Un simple tapón de tierra para iniciar las obras embalsó un gran volumen de agua en el río más degradado de la provincia.
Antes de lo esperado y sin las obras definitivas, comenzó la recomposición del ecosistema del río con la regeneración de lagunas y bañados que fueron desapareciendo a través del tiempo y a la vez desatando la restauración de unas cinco mil hectáreas de humedales preexistentes entre la zona que abarca desde el Arco del Desaguadero, al sur, hasta El Ramblón, al norte.
Estas obras de remediación ambiental, que no contemplan la retención ni el desvío del río, restablecerán el hábitat natural existente que la dinámica hidrológica del cauce fue deteriorando. Uno de los nuevos embalses a construirse se ubica a tres kilómetros al norte de Desaguadero y el otro a unos 22 kilómetros más al norte en la misma dirección.
Se trata de la construcción de dos “azudes de retardo”, que permitirán bajar la velocidad del río e impedir la socavación de su lecho y márgenes y al mismo tiempo provocar un progresivo embancamiento que terminará con la regeneración de los humedales.
Guillermo Aguado es el autor de gran parte de los estudios y relevamientos iniciados hace seis años en todo el recorrido del río y que contemplan la generación de un espejo de agua de más de cinco mil hectáreas. El Desaguadero nace en las Lagunas de Guanacache, en el límite tripartito de las provincias de San Luis, Mendoza y San Juan, marcando el límite interprovincial entre San Luis y Mendoza, corre hacia el sur, hasta encontrarse con los bañados del río Tunuyán, donde continúa con el nombre del Salado, hasta llegar al río Colorado, para luego desembocar en el Océano Atlántico. Los afluentes que aportan en este recorrido, son los ríos Bermejo, San Juan, Mendoza, Tunuyan y Diamante. Antiguamente su caudal era de 200 metros cúbicos por segundo, conformando aguas abajo de Guanacache una serie de siete bañados que mantenían el ecosistema y la biodiversidad del oeste puntano.
El objeto de las obras es la restauración del río Desaguadero para detener la erosión “retrocedente”, la que ha profundizado su cauce vaciando las históricas lagunas y generar nuevamente los embalses
Las presas proyectadas son sólo de nivelación, con el objeto de levantar el pelo de agua y producir la inundación. No se pretende de ninguna manera la retención y desvío para otros usos de este líquido.

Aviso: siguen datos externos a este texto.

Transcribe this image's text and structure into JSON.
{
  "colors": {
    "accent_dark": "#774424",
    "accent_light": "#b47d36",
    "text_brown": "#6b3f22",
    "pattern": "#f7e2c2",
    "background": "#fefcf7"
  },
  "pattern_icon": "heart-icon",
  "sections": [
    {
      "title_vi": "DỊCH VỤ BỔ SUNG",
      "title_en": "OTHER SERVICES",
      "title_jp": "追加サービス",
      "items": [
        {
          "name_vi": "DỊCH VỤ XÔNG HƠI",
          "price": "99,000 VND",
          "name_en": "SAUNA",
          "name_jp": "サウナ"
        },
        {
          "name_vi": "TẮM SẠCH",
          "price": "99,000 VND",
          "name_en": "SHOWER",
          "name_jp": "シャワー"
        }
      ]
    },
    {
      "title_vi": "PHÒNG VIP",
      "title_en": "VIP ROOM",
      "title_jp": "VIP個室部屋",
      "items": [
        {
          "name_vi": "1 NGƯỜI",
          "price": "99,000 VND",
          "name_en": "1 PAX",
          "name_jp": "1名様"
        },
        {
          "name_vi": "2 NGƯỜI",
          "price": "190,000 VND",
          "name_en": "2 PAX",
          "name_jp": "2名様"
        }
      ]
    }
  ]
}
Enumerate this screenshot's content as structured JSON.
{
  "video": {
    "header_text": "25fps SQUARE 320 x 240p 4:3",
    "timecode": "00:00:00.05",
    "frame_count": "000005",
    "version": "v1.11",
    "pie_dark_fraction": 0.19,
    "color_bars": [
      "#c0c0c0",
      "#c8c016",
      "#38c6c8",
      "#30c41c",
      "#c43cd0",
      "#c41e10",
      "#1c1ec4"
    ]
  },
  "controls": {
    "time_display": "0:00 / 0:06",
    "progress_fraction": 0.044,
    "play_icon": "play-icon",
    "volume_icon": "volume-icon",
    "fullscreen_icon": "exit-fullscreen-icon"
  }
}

Se pretende en definitiva que los embalses, que tendrán muy poca profundidad y un volumen medio, alcancen un gran espejo de agua, con la construcción de pequeñas presas de baja altura, construidas con materiales sueltos, con cierres laterales de suelo seleccionado y protección de las márgenes del río Desaguadero con gaviones y "mantas".
El más extenso de todo Cuyo. Actualmente viven en la zona unas dos mil personas, llamados “laguneros”. Guanacache es un sistema de lagunas y bañados encadenados, alimentados por los ríos Mendoza y San Juan y hace muchos años los desagües del Bermejo, que descargaba por el río Desaguadero.
Es considerado uno de los humedales más extensos de Cuyo, con una rica biodiversidad, con una gran cantidad de aves acuáticas que utilizan los bañados como una estancia en su emigración.
Estas lagunas del desierto vienen desapareciendo poco a poco por la erosión retrocedente que sufre el río. Este fenómeno produjo que el cauce del río se profundice, llegando en algunos lugares hasta 15 metros de profundidad.
De persistir esta situación, los especialistas alertan que las lagunas podrían desaparecer en 10 años.
Por qué se perdieron. A factores externos e internos adjudican los informes a que el río Desaguadero sufrió grandes problemas en estos últimos años.
Actualmente, el constante aprovechamiento integral del agua en la cuenca alta y media que está realizando Mendoza y San Juan, a través de la regulación de sus cauces, ha disminuido marcadamente el aporte al Desaguadero, lo que viene poniendo en peligro una región que en el siglo pasado, ha tenido un valor incalculable en cuanto a sus recursos naturales.
Internamente, la erosión “retrocedente” causada por las crecientes y la desaparición de los saltos de tosca, ha profundizado su cauce, transformándolo en una gran barranca de unos 15 metros de altura. Por la misma erosión, esta barranca se desplazó y se está desplazando río arriba, introduciéndose en las lagunas naturales, produciendo su vaciamiento.